Whatever they are, India's fashion gurus have been selling prohibitively expensive wear, and calling it ``haute couture''. It is not that, certainly not. But, worse, it is badly produced, and often with inferior material. And, many of the stylists concentrate on Western outfits, imagining that this is what will sell under a designer tag and for a fancy price. But now that the economy has opened up, and travel has become easier, the Indian man and woman realise that they can pick up much better stuff elsewhere than in upmarket Delhi or Mumbai. It is also less expensive. And, if a designer were to imagine that he or she can capture the world market by embellishing essentially Western dresses with ``zari'' or ``stones'', nothing can be farther from the truth. China and Japan, for instance, walked global ramps on the strength of their own individual ethnicity. Also, sad but quite true, a lot of what is Indian enjoys an initial draw because of the curiosity value. Yes, this is an excellent opening which must be backed by genuinely classy clothes.

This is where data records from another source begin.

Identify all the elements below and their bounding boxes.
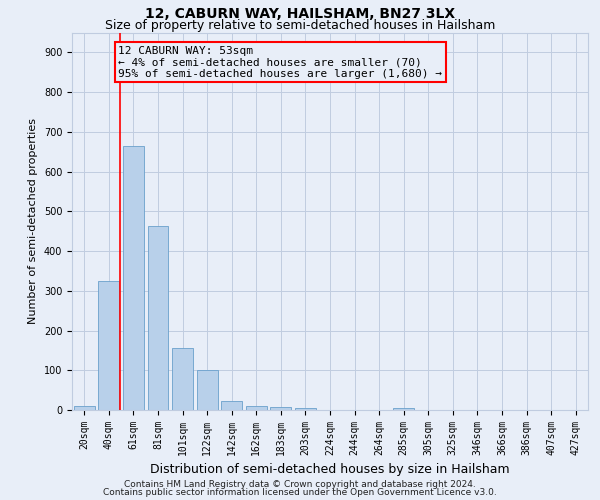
Bar — [393, 408, 414, 410]
Y-axis label: Number of semi-detached properties: Number of semi-detached properties — [28, 118, 38, 324]
Text: Contains public sector information licensed under the Open Government Licence v3: Contains public sector information licen… — [103, 488, 497, 497]
Text: 12, CABURN WAY, HAILSHAM, BN27 3LX: 12, CABURN WAY, HAILSHAM, BN27 3LX — [145, 8, 455, 22]
Bar — [98, 281, 119, 410]
Bar — [221, 402, 242, 410]
Text: Contains HM Land Registry data © Crown copyright and database right 2024.: Contains HM Land Registry data © Crown c… — [124, 480, 476, 489]
Bar — [123, 146, 144, 410]
X-axis label: Distribution of semi-detached houses by size in Hailsham: Distribution of semi-detached houses by … — [150, 464, 510, 476]
Bar — [197, 370, 218, 410]
Text: Size of property relative to semi-detached houses in Hailsham: Size of property relative to semi-detach… — [105, 19, 495, 32]
Bar — [246, 406, 267, 410]
Text: 12 CABURN WAY: 53sqm
← 4% of semi-detached houses are smaller (70)
95% of semi-d: 12 CABURN WAY: 53sqm ← 4% of semi-detach… — [118, 46, 442, 79]
Bar — [295, 408, 316, 410]
Bar — [172, 348, 193, 410]
Bar — [74, 406, 95, 410]
Bar — [271, 407, 292, 410]
Bar — [148, 226, 169, 410]
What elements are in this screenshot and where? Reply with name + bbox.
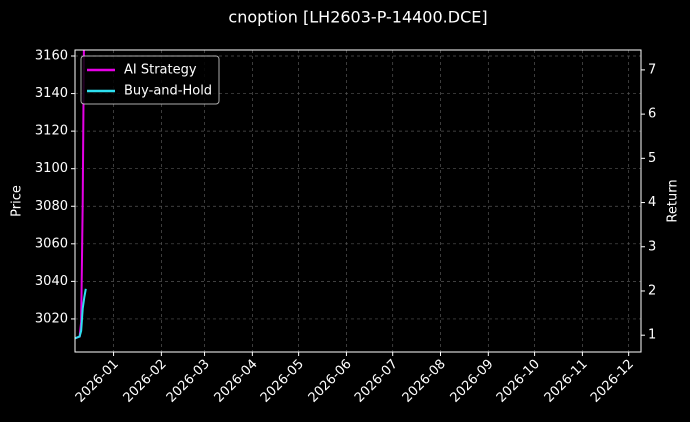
plot-lines — [75, 50, 87, 340]
legend-box — [80, 55, 220, 105]
y-tick-label: 3080 — [35, 199, 68, 214]
legend-label: AI Strategy — [124, 63, 197, 78]
plot-frame — [74, 49, 642, 353]
grid — [75, 50, 641, 352]
y-tick-label: 3060 — [35, 236, 68, 251]
y-tick-label: 3020 — [35, 311, 68, 326]
y2-tick-label: 5 — [648, 151, 656, 166]
y2-tick-label: 4 — [648, 195, 656, 210]
y2-tick-label: 3 — [648, 239, 656, 254]
series-line — [75, 288, 87, 340]
y-tick-label: 3120 — [35, 124, 68, 139]
y2-tick-label: 2 — [648, 283, 656, 298]
y2-tick-label: 7 — [648, 62, 656, 77]
y2-tick-label: 1 — [648, 328, 656, 343]
y2-tick-label: 6 — [648, 107, 656, 122]
legend-label: Buy-and-Hold — [124, 84, 212, 99]
legend: AI Strategy Buy-and-Hold — [80, 55, 220, 105]
y-axis-label: Price — [10, 185, 25, 217]
y2-axis-label: Return — [666, 179, 681, 222]
y-tick-label: 3160 — [35, 49, 68, 64]
y-tick-label: 3100 — [35, 161, 68, 176]
y-tick-label: 3140 — [35, 86, 68, 101]
y-tick-label: 3040 — [35, 274, 68, 289]
chart-title: cnoption [LH2603-P-14400.DCE] — [228, 8, 487, 27]
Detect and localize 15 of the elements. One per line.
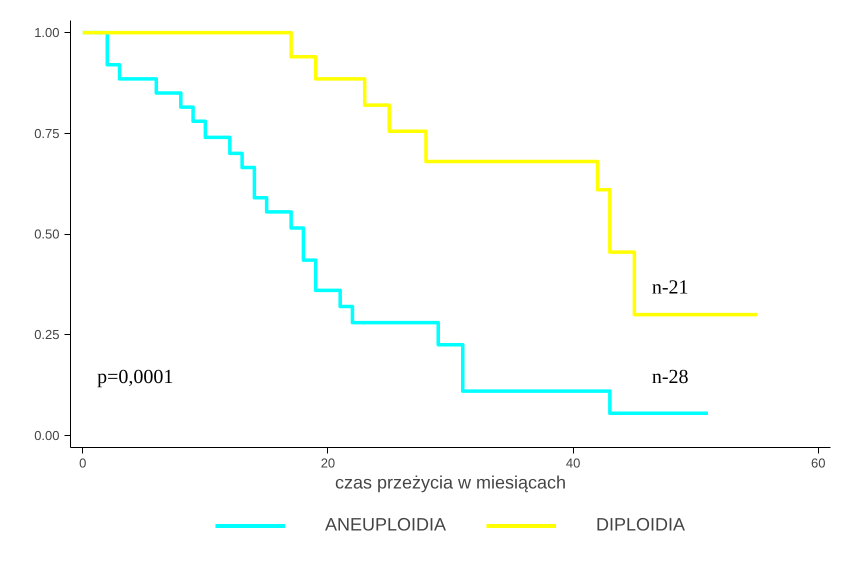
annotation: p=0,0001 bbox=[97, 366, 174, 388]
y-tick-label: 0.75 bbox=[34, 126, 60, 141]
x-tick-label: 20 bbox=[320, 456, 336, 470]
annotation: n-21 bbox=[652, 276, 689, 298]
x-tick-label: 40 bbox=[566, 456, 580, 470]
y-tick-label: 0.00 bbox=[34, 428, 60, 443]
legend-label: DIPLOIDIA bbox=[596, 514, 686, 536]
x-tick-label: 0 bbox=[79, 456, 86, 470]
y-tick-label: 1.00 bbox=[34, 25, 60, 40]
x-tick-label: 60 bbox=[811, 456, 826, 470]
legend-label: ANEUPLOIDIA bbox=[324, 514, 446, 536]
y-tick-label: 0.50 bbox=[34, 226, 60, 242]
y-tick-label: 0.25 bbox=[34, 327, 60, 342]
x-axis-title: czas przeżycia w miesiącach bbox=[334, 472, 566, 492]
annotation: n-28 bbox=[652, 366, 689, 388]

India has yards and yards to go here. There is hardly any experiment, and the industry suffers from a severe resource crunch. Much of what comes out of this stable is badly tailored and horrendously styled. The term ``finish'' does not exist in the nation's fashion dictionary. The colours are garish, there is little harmony in prints, and the quality of fabrics is pathetic. There is no corporate infrastructure, and this is what was emphasised during a meet in New Delhi last year. Unless mills support designers and help them with marketing, fashion will stumble on the catwalk. Equally important, it is high time that greater attention was paid to the ``pret'' line. There is enough of evening wear. What the people may well seek now are smart fits for work, and at affordable rates. Most of the international fashion houses such as Christian Dior or Versace have huge businesses in this section. In India, the development has been lopsided. One expects that the ``Fashion Week'', to be held in Mumbai in August, will address these, and envisage ways of bringing style to the streets. Otherwise, fashion will remain as elusive and as meaningless as it is now.